Article ID | Journal | Published Year | Pages | File Type |
---|---|---|---|---|
3107993 | Clinical Queries: Nephrology | 2012 | 9 Pages |
About 4% of intensive care unit (ICU) patients worldwide have acute kidney injury (AKI) and require renal replacement therapy (RRT). The choice of modality has expanded from intermittent hemodialysis (IHD) and peritoneal dialysis (PD), where solute clearance is by diffusion, to include continuous renal replacement therapy (CRRT) where convection is the predominant mode of clearance and sustained low-efficiency dialysis (SLED) which involves very slow diffusive clearance without hemodynamic compromise. SLED is considered equivalent to CRRT and is a much less expensive therapy. Early referral to nephrologist improves outcome but the effect of early RRT initiation is still unclear. Fluid overload seems to portend a bad outcome and the benefit of RRT early when there is fluid overload awaits confirmation in a study.

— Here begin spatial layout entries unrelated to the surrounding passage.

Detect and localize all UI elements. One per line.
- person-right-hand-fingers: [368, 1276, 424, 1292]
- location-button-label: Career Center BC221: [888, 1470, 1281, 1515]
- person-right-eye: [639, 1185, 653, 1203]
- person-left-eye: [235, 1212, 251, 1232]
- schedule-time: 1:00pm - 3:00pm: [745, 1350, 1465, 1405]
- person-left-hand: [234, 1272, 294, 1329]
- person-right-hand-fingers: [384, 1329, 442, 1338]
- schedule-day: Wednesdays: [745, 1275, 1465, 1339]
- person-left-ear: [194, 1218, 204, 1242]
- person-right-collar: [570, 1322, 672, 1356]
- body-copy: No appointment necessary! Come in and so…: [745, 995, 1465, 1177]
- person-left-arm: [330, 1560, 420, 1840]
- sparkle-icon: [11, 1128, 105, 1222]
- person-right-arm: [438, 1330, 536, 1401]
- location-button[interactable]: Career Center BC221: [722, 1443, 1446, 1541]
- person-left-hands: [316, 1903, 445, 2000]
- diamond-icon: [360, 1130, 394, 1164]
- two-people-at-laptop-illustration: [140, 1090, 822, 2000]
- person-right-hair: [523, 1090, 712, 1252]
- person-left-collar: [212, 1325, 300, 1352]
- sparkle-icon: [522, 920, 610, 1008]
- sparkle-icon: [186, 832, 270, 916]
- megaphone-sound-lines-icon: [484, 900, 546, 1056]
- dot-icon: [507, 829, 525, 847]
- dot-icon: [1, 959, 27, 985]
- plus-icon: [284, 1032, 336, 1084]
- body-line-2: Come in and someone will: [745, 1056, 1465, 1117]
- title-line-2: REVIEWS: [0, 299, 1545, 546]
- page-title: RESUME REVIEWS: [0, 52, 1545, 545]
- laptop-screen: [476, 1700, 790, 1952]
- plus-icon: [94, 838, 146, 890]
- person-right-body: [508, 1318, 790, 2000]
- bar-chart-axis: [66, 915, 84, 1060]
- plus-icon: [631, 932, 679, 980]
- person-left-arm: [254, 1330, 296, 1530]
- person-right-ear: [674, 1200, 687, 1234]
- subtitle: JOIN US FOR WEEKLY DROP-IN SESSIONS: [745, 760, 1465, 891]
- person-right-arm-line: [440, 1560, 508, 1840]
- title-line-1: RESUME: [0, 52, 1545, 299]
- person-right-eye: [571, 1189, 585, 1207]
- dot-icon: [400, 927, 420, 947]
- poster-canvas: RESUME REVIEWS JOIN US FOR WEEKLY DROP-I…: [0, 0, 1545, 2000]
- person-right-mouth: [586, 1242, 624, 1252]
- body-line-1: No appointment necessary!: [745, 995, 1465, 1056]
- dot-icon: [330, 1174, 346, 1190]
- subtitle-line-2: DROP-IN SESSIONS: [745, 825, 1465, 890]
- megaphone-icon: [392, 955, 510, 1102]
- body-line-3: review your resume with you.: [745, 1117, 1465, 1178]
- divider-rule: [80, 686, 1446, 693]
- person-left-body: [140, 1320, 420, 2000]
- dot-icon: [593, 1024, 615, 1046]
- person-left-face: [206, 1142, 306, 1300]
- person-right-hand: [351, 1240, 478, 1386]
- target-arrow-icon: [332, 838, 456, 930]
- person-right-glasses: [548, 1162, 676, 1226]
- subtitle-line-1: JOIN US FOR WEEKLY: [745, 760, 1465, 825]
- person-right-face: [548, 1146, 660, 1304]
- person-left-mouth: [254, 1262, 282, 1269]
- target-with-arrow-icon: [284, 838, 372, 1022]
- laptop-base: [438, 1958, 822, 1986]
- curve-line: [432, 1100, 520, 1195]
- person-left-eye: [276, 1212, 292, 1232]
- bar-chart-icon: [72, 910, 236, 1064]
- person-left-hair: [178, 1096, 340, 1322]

The raging debate about dosing of RRT over the past decade seems to be over with the general consensus that increasing RRT dose above a CRRT dose of 20 mL/kg/min may not be beneficial. Heparin anticoagulation is least necessary for IHD. Regional anticoagulation with citrate is possible with need for careful monitoring of pH, ionized calcium and electrolytes. Although largely given up in the west, PD is still an important RRT modality. Various PD techniques are now available for tailoring therapy. PD is the RRT modality of choice in children but CRRT has been increasing in popularity. Newer exciting RRT modalities and other advances are evolving for the treatment of patients with AKI and future trials confirming their clinical utility and safety are awaited.